Deep learning classifiers have a known tendency to misclassify with high confidence. For this reason, detecting samples at test time whose class is not in the training set is a crucial step for model deployment. This can be considered as a binary classification problem, which is often tackled with metric learning: after training a distance in which samples from known classes are lumped together, a threshold is chosen which sets the boundary for samples from unseen classes. But this idea relies on two assumptions: that classes are indeed lumped into convex (and simply connected) regions, and that these regions are far apart from each other.

Because both are typically violated in practice [Din22V], presented this week at UAI2022, proposes a method which tries to enforce them. In the new metric space, samples from the same class follow distinct, and well separated, isotropic Gaussian distributions, as seen in the figure.

Crucially, this does not require OOD data to train, yet achieves SOTA even when compared to some techniques which do (however, the authors do not compare with most methods using OOD data for training since this is a different regime).

This is achieved with a composite loss including: a triplet loss to bring similar samples together and different ones apart, a KL term pursuing class-wise Gaussianity in the representation space, and a distancing term to improve inter-class separation beyond that provided by the triplet loss.

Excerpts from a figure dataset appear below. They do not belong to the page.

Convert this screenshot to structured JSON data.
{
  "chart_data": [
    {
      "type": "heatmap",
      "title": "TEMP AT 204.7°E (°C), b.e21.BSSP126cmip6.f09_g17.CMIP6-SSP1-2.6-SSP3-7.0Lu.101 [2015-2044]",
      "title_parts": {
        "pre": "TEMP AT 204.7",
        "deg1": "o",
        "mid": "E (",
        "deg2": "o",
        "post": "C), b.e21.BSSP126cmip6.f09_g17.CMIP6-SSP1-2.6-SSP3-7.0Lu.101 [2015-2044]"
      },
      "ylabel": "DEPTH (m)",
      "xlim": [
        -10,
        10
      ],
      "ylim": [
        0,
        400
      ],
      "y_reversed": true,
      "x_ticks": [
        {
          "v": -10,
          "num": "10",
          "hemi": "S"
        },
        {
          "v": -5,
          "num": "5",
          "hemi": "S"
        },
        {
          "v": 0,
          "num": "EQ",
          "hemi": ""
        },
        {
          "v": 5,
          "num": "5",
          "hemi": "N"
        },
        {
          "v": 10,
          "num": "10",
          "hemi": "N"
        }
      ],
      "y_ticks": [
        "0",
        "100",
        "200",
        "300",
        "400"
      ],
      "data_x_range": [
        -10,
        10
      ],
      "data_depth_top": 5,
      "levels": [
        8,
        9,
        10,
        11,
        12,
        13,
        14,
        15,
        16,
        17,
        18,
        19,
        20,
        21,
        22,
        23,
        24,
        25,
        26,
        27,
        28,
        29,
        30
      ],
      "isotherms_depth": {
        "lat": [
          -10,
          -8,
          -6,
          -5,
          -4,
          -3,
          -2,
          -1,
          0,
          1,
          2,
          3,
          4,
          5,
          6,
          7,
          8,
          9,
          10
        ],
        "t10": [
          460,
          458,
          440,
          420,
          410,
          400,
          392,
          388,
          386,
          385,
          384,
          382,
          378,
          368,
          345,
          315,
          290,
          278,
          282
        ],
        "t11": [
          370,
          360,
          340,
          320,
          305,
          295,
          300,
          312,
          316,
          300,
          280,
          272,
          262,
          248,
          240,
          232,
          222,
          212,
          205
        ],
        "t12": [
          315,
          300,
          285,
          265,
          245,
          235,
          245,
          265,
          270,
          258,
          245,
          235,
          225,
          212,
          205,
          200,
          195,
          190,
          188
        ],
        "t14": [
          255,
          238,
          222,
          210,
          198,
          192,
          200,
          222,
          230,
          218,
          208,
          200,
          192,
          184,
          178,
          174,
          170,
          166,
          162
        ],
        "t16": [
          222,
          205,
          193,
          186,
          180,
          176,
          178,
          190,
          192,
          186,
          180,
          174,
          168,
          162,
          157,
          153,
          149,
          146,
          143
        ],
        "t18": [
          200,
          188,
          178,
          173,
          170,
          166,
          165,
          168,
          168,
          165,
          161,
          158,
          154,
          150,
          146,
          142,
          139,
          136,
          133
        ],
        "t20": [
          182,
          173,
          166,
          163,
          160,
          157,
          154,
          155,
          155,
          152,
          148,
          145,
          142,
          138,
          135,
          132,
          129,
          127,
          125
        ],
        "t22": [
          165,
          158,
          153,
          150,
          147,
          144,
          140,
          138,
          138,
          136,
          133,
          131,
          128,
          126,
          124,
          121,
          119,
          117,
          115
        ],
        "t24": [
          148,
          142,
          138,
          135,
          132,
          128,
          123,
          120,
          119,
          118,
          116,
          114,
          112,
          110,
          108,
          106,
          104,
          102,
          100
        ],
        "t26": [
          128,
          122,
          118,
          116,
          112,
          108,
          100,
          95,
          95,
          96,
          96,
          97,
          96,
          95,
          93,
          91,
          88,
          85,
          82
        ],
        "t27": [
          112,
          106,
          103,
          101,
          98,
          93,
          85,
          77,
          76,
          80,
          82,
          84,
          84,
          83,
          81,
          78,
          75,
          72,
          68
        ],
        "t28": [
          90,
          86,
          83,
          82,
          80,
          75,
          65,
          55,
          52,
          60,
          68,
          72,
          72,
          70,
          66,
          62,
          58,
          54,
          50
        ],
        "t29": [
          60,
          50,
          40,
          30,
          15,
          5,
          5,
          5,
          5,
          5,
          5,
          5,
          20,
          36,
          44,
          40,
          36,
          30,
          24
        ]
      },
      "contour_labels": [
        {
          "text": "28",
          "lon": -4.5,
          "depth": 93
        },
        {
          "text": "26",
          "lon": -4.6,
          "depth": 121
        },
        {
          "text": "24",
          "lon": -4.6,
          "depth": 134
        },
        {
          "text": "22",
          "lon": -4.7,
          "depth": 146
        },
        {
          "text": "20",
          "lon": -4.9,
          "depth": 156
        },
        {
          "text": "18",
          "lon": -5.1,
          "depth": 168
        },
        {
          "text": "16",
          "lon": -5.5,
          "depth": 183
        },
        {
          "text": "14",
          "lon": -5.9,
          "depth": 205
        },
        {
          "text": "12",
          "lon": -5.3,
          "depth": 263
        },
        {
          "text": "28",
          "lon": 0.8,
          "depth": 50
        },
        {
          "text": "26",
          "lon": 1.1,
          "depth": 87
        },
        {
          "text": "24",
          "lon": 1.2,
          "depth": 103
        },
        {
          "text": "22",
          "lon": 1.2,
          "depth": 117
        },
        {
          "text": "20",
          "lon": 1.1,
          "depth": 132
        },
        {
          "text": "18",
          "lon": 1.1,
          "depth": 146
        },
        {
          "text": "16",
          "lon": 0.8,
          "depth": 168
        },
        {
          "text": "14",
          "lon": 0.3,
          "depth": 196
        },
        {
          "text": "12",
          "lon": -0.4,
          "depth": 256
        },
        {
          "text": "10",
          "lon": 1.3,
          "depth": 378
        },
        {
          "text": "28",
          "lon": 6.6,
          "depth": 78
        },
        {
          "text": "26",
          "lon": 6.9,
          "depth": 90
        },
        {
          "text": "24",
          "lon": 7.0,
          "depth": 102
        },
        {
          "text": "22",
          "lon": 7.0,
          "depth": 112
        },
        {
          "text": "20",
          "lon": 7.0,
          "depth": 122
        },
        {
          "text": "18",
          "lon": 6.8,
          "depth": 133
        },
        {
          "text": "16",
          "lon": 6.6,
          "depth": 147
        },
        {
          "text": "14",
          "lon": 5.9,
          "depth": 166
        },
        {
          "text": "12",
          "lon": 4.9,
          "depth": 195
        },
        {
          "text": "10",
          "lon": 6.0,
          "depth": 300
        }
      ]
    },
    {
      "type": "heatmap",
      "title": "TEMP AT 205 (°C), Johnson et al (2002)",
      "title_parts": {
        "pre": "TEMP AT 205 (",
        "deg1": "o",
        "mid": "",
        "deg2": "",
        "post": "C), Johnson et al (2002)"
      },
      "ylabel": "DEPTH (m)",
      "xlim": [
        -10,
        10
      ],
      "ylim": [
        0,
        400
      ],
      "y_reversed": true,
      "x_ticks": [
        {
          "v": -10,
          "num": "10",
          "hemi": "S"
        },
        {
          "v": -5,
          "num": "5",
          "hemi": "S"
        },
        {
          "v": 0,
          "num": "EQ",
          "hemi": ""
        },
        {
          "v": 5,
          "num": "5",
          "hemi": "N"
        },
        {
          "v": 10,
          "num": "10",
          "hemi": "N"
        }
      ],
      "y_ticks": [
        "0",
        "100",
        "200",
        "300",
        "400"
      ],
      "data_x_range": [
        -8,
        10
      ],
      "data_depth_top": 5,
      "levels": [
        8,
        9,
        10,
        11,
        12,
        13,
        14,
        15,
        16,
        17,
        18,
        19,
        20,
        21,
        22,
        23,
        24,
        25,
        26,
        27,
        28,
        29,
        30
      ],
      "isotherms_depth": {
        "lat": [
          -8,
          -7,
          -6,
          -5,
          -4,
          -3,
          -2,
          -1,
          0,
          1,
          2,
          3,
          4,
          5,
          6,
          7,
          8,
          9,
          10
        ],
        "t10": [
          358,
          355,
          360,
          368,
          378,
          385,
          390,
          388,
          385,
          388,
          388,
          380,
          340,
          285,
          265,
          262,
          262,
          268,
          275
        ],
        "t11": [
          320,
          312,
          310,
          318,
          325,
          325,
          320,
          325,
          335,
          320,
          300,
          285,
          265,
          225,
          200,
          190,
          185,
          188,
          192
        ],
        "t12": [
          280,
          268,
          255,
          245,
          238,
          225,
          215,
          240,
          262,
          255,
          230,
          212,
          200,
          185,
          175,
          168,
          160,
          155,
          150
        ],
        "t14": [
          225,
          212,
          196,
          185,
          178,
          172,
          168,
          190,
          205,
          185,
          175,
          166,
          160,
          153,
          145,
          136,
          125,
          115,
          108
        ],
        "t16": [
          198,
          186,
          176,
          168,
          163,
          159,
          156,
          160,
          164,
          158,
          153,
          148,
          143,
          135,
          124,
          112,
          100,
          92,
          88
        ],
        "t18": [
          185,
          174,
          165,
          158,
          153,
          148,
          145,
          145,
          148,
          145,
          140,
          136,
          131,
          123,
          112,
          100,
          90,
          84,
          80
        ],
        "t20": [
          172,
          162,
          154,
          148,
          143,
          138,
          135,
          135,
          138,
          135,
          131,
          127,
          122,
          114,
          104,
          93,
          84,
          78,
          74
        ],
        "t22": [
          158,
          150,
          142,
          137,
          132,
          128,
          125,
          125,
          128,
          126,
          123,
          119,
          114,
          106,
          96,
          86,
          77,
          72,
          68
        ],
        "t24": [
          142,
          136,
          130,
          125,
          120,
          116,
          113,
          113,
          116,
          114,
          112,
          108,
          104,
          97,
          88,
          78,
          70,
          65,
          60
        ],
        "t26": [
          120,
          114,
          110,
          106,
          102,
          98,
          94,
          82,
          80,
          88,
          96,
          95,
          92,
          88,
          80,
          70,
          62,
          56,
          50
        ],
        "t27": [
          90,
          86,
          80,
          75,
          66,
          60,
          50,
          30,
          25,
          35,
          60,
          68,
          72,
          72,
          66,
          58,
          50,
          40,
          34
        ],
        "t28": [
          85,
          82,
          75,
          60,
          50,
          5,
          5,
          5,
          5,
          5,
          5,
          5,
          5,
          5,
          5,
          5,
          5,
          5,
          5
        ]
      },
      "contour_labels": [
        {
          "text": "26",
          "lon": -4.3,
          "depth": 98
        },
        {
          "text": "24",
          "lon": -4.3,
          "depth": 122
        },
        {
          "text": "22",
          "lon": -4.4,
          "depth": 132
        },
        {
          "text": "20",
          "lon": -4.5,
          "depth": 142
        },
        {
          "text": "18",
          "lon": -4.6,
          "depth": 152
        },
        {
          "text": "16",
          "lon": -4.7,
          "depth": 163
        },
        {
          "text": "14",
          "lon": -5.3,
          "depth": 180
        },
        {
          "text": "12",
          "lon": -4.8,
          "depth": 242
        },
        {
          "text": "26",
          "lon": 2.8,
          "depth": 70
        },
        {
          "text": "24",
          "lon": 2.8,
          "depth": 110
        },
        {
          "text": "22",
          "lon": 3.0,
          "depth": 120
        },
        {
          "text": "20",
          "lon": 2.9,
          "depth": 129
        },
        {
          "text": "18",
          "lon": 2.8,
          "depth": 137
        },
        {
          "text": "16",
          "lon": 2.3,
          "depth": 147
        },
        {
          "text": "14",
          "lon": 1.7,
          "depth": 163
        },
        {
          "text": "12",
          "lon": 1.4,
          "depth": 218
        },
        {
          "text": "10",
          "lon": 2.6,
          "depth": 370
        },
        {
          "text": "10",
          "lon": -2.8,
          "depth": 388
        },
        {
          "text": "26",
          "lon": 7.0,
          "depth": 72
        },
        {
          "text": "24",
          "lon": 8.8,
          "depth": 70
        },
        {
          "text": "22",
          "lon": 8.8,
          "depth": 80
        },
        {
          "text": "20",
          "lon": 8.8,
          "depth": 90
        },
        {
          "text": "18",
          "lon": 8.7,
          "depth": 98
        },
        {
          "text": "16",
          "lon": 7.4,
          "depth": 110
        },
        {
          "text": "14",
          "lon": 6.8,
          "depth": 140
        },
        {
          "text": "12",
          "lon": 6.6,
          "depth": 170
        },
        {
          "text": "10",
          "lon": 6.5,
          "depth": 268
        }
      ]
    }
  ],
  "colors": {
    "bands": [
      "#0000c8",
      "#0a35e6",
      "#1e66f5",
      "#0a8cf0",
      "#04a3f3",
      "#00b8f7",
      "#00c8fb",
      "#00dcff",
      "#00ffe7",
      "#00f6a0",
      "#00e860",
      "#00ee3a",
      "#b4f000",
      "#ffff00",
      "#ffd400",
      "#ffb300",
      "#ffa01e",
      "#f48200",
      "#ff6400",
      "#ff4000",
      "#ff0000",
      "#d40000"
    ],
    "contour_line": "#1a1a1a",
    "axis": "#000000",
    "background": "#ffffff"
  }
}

After training, a forward pass through all the data is done and the activations at 3 different layers of the network plus the final ones are collected for all samples in each class. Then one anisotropic Gaussian per class is fitted to these data. At test time, the negative log likelihood (NLL) of a sample is computed wrt. each Gaussian and a threshold is used to determine whether a sample is OOD or not. Training an additional VAE and using the distances from its intermediate representations to those of the original network to weight the likelihoods further decreases the false positive rate by reducing in-class NLL.

This is a promising method for applications in which OOD data is not readily available during model development.